The ability to "revert back to the data" – to continuously query accumulated consumer intelligence – creates connected insights rather than isolated research projects. Each study builds on previous learning, creating institutional knowledge assets that appreciate over time rather than depreciating after project completion.

This all represents an opportunity gain: conducting research in contexts where teams previously couldn't justify the investment, while maintaining knowledge in-house rather than outsourcing it to external agencies. The result is both cost efficiency and strategic capability building.

Implications for innovation leadership: The essential coalition

Despite sophisticated AI capabilities, human judgment remains central to innovation success.

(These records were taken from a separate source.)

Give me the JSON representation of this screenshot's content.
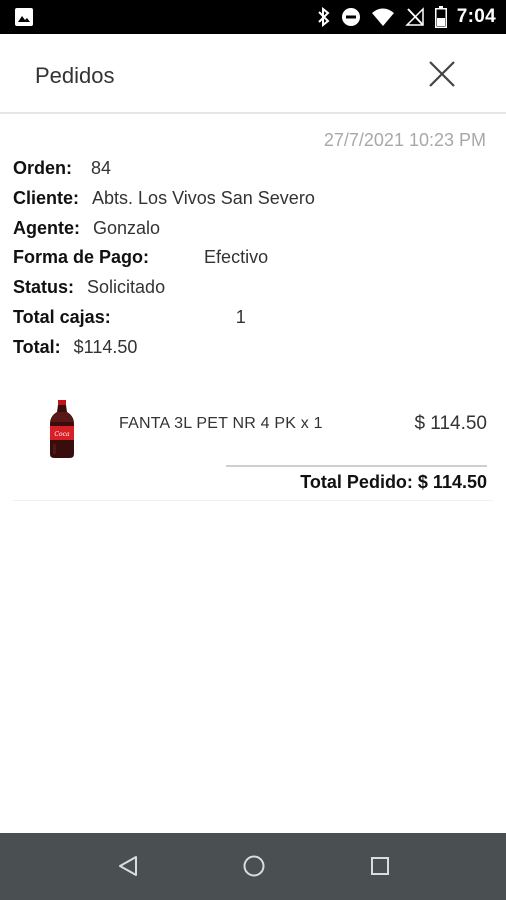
{
  "status_bar": {
    "time": "7:04",
    "icons": [
      "image-icon",
      "bluetooth-icon",
      "do-not-disturb-icon",
      "wifi-icon",
      "no-signal-icon",
      "battery-icon"
    ]
  },
  "app_bar": {
    "title": "Pedidos",
    "close_icon": "close-icon"
  },
  "order": {
    "date": "27/7/2021 10:23 PM",
    "fields": [
      {
        "label": "Orden:",
        "value": "84"
      },
      {
        "label": "Cliente:",
        "value": "Abts. Los Vivos San Severo"
      },
      {
        "label": "Agente:",
        "value": "Gonzalo"
      },
      {
        "label": "Forma de Pago:",
        "value": "Efectivo"
      },
      {
        "label": "Status:",
        "value": "Solicitado"
      },
      {
        "label": "Total cajas:",
        "value": "1"
      },
      {
        "label": "Total:",
        "value": "$114.50"
      }
    ]
  },
  "items": [
    {
      "image": "soda-bottle-image",
      "description": "FANTA 3L PET NR 4 PK x 1",
      "price": "$ 114.50"
    }
  ],
  "total_pedido": "Total Pedido: $ 114.50",
  "nav_bar": {
    "icons": [
      "back-icon",
      "home-icon",
      "recents-icon"
    ]
  },
  "colors": {
    "status_bar_bg": "#000000",
    "nav_bar_bg": "#4a4f51",
    "date_text": "#a8a8a8"
  }
}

The technology doesn't solve all insights challenges – it amplifies human capacities to make them better and more effective.

This reflects the true nature of augmented intelligence: technology serves human requirements, continuously evolving to address emerging challenges.

The platform provides what might be termed "innovation superpowers" – the ability to scale research capacity without proportional headcount increases, to conduct investigations that would otherwise be impractical, to iterate continuously rather than in discrete project phases. But humans define the problems, interpret nuanced findings, make strategic choices and ultimately create innovations that resonate with other humans.

Yes, AI handles the tedious, time-consuming aspects of research – freeing human researchers to focus on strategic interpretation, creative application and business integration. But AI also helps improve human decision-making. This coalition of labor optimizes both human and machine capabilities.

The future of insights-based innovation isn't human or machine – it's human and machine, working in integrated partnership to create products that genuinely resonate with consumers. What initially appears counterintuitive proves perfectly complementary in practice.

For organizations willing to embrace this augmented approach, the results demonstrate clear competitive advantage: more concepts, faster development cycles, deeper consumer understanding and ultimately, breakthrough innovations that drive measurable business growth. The question is no longer whether to integrate AI into innovation processes but how quickly organizations can build the capabilities to do so effectively.